R G Vijayasarathy of Rediff.com scored the film at 2 out of 5 stars and says "For one, Srinivas has taken on too many responsibilities. While he shines as a director, as an actor he's not that good. Another drawback of the film is his daughter Shalini, who doesn't suit the role of a student. Mussanjeya Gelathi has a bold story which could have been executed in a better fashion". BS Srivani from Deccan Herald wrote "Mussanje Gelathi is bereft of direction though the producer takes credit for the same.
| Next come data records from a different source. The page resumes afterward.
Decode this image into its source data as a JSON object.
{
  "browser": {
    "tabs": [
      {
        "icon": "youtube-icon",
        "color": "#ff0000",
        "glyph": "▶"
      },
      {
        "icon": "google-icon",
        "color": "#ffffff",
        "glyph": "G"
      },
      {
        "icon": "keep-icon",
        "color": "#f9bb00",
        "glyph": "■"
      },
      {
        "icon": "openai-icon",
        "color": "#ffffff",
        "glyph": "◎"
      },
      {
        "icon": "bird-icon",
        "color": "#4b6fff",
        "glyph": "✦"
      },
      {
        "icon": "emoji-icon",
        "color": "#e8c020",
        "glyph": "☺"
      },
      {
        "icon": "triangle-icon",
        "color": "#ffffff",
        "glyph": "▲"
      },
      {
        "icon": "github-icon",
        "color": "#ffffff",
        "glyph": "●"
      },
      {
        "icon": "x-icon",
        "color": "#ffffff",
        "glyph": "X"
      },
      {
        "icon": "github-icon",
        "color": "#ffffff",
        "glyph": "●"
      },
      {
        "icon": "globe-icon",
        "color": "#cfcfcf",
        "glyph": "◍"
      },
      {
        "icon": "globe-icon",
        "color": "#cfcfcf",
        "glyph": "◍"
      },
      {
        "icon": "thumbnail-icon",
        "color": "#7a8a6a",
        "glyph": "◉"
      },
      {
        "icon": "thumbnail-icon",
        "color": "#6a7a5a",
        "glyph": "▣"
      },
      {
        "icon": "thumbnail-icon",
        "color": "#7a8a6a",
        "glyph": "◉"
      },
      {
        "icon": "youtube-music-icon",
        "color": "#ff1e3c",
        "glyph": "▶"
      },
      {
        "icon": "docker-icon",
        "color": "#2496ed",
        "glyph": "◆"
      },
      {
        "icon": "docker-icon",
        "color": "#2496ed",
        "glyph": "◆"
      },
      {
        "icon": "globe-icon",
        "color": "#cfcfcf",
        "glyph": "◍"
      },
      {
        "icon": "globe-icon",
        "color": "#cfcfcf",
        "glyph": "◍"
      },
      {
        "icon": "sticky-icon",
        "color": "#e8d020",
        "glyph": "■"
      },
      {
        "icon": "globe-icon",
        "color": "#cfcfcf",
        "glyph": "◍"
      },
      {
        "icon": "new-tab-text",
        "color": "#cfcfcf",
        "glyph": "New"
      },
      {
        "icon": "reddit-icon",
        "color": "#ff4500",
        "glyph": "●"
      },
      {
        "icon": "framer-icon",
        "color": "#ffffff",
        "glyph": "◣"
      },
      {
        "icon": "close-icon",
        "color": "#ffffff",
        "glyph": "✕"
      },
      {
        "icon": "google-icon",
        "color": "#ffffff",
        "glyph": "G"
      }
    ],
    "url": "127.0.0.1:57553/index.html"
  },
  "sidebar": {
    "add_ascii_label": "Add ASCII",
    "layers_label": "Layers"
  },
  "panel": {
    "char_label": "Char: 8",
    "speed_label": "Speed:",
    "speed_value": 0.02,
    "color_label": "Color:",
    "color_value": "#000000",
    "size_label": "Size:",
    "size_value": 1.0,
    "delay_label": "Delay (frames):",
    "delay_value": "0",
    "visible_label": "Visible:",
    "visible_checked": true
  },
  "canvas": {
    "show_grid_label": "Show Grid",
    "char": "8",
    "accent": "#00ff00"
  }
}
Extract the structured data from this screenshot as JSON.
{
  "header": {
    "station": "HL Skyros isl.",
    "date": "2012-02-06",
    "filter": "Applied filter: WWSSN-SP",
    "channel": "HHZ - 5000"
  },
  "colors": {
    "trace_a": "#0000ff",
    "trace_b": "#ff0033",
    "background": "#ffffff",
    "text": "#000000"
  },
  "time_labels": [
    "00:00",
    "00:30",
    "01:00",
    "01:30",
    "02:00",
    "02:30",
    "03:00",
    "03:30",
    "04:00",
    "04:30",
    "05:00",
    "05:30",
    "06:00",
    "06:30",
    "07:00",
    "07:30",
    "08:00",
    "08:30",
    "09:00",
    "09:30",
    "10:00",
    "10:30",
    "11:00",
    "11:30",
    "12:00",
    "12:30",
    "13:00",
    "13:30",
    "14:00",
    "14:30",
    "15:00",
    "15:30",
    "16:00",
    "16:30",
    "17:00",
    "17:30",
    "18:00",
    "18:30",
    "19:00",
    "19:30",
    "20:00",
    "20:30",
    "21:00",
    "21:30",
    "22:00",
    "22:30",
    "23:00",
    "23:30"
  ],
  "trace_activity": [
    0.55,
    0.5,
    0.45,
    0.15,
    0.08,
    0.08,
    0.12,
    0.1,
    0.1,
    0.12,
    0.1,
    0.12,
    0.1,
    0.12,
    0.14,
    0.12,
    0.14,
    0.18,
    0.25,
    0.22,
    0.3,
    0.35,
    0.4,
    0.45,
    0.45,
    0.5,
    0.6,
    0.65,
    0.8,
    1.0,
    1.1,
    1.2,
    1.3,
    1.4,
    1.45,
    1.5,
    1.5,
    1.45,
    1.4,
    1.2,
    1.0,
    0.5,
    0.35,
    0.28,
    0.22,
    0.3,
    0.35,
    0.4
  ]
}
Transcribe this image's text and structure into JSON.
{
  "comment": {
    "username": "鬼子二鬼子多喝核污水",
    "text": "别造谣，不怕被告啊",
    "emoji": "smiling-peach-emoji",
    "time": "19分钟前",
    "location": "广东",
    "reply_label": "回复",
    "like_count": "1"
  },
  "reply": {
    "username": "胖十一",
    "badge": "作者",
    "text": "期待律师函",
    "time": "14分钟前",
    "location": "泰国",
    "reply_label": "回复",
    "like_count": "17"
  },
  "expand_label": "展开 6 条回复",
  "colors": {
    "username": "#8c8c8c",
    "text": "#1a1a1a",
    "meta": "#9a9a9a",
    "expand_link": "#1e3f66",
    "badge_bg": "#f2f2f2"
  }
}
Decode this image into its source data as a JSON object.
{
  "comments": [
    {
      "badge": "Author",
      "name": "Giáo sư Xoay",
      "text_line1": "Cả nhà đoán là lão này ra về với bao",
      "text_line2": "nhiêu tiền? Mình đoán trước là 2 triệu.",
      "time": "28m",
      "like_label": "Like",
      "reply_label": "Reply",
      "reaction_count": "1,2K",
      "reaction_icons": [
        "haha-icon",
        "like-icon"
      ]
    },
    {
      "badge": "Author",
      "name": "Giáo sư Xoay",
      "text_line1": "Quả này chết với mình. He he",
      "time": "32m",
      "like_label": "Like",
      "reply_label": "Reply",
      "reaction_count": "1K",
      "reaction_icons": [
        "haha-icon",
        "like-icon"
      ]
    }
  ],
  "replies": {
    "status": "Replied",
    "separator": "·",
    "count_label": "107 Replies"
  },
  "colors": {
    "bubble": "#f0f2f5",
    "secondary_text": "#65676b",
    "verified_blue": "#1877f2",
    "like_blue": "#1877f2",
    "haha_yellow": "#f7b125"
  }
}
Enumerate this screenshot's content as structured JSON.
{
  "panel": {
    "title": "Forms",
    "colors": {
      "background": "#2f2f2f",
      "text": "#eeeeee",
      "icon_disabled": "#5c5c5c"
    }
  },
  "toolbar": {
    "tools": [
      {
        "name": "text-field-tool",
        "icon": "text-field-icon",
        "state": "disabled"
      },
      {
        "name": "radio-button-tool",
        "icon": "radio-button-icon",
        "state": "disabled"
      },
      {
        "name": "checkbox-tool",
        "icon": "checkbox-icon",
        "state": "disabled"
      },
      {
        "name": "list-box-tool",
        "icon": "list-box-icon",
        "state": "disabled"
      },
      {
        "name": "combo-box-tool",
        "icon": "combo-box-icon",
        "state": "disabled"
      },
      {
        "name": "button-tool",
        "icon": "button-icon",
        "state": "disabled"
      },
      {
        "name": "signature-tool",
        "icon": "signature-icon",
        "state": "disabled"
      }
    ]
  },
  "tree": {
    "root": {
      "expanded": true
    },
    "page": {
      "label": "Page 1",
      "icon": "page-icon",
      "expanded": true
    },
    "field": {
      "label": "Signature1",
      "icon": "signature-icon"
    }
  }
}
He seems to have had a great picnic, at the expense of the viewers.  This Mussanje Gelathi will neither dispel darkness nor fear". A critic from Bangalore Mirror wrote  "Sadly, Srinivas is the biggest drawback of the film. He makes a decent effort in directing the film, but fails as an actor. With a seasoned actor in his place, the film might have gone places. Aided by some sedate scenes, Mussanje Gelati ends up with only two stars". Manju Shettar from Mid-Day wrote "Gaurav and Shalini's acting is good. Music is catchy and camera work is beautiful. Srinivas's acting does not impress the audience and dialogues are stale. Verdict: Watch it if you want to face a lot of confusion!".